One day after Jacksonville’s Sheriff warned he could not guarantee security for the Republican National Convention, Mayor Lenny Curry held a press conference at which he said he accepted the Sheriff’s statement – and even agreed Jacksonville was not yet ready -- but emphasized that the Sheriff had said the city could be ready with adequate financing, communication, and personnel. An under-sheriff, not the Sheriff himself, joined the virtual press conference.
The grant funds from the US Department of Justice are scheduled to be released to the city in a few days, the mayor said, and that will aid the Sheriff’s office. There was no commitment to better communication – and final decisions – from the host committee or the Trump Campaign, although the Trump Campaign insisted it would not move the convention from Jacksonville despite the problems. The events still appear to be planned for a mix of indoor and outdoor venues. The Trump Campaign also expressed confidence in the Jacksonville Sheriff’s Office, based on their experience with Jacksonville Jaguars NFL football games and other large events held in the city. The under-sheriff’s responded that the Trump Campaign’s statement was “comparing apples to oranges” and reiterated that the Sheriff’s Office only has a commitment of 25% of the necessary personnel from elsewhere in the state.

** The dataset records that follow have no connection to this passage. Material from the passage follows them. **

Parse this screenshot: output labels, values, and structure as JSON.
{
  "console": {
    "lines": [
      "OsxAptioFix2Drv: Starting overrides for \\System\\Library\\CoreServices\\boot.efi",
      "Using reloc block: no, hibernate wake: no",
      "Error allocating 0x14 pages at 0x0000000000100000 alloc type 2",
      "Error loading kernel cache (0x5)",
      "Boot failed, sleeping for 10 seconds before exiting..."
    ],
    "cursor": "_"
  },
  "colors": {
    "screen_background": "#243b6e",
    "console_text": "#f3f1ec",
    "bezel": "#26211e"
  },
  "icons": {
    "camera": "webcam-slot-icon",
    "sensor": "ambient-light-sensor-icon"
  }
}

Mayor Lenny Curry also directly addressed community concerns about the use of federal forces for security in Jacksonville, following controversies with unidentified federal forces in military camouflage using unlawful tactics in Portland, Oregon. He stated there have been “no conversations” about the need for federal forces, though he directly tied that to the lack of ongoing violent protests in Jacksonville – NOT to the upcoming convention. The under-sheriff said basically the same thing, but in his next breath commented on the need for thousands of additional law enforcement personnel not yet offered by neighboring jurisdictions.

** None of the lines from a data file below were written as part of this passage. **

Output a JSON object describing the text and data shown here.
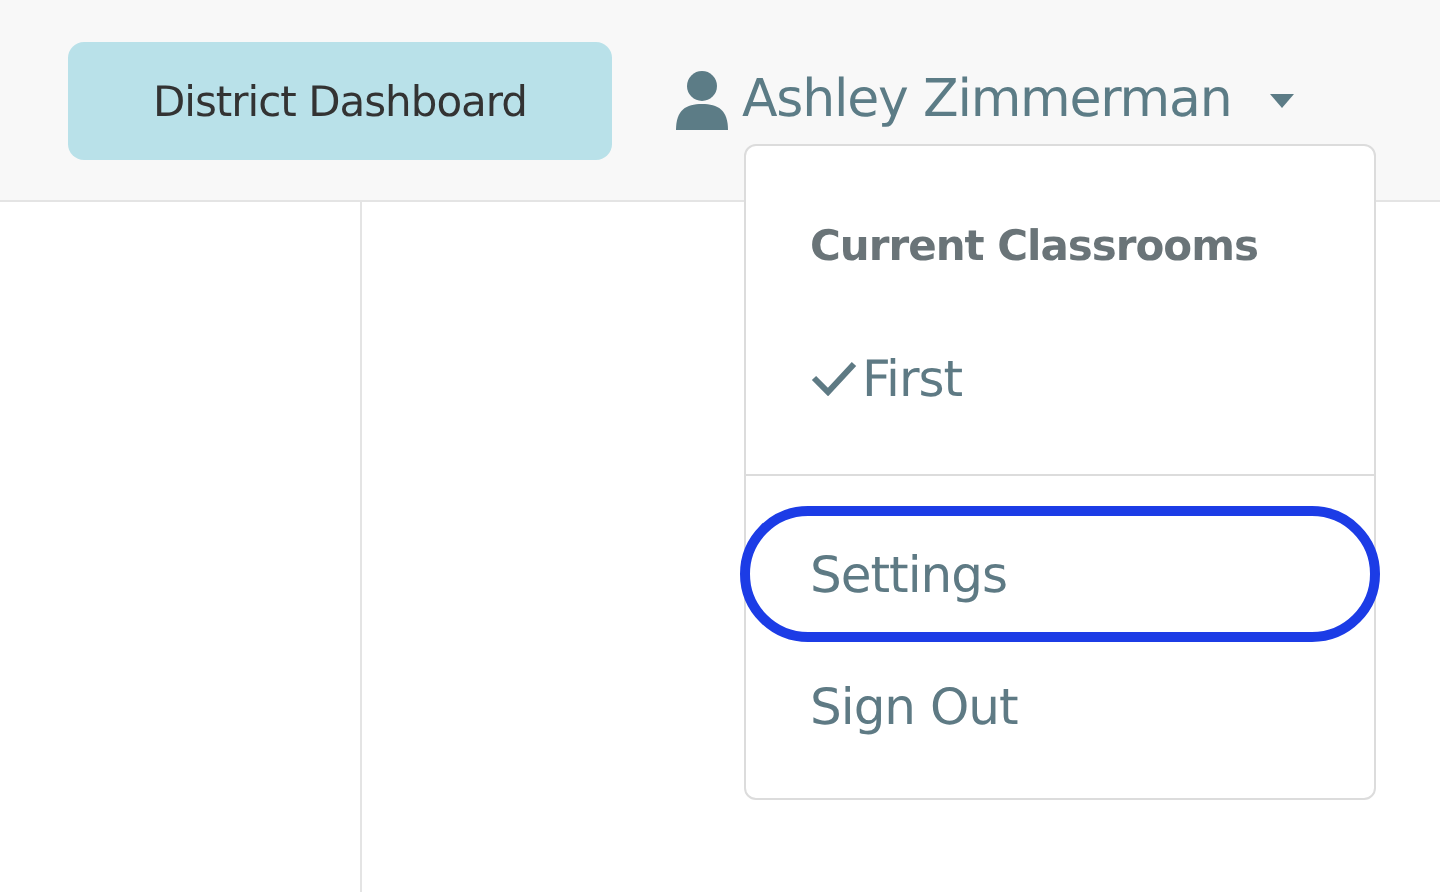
{
  "header": {
    "dashboard_button": "District Dashboard",
    "user_menu": {
      "name": "Ashley Zimmerman",
      "expanded": true
    }
  },
  "dropdown": {
    "sections": [
      {
        "heading": "Current Classrooms",
        "items": [
          {
            "label": "First",
            "checked": true,
            "circled": false
          }
        ]
      },
      {
        "items": [
          {
            "label": "Settings",
            "checked": false,
            "circled": true
          },
          {
            "label": "Sign Out",
            "checked": false,
            "circled": false
          }
        ]
      }
    ]
  }
}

Mayor Lenny Curry then further noted that, as the convention plans are scaled back due to COVID-19, the economic impact of bringing the convention to Jacksonville will not be as high as hoped. That created another dust-up in local traditional and social media, as the mayor has never justified his expected “$100 million” impact nor has he provided a breakdown of the expense to the city. Finances are high on the agenda for a special meeting of the Jacksonville City Council on Friday.
A new motion has been filed in the lawsuit against holding the convention in Jacksonville, which calls it a public nuisance injurious to the health and welfare of the city (see 9 July entry). The motion cites the failure to enforce COVID-19 safety precautions at the President’s Tulsa, Oklahoma campaign rally and also the failure to adhere to the city’s mask-wearing requirement at a fundraising event with Pence earlier this month here in Jacksonville (see 14 July entry). It further requests a judge mandate the Convention meets a specific list of health and safety precautions.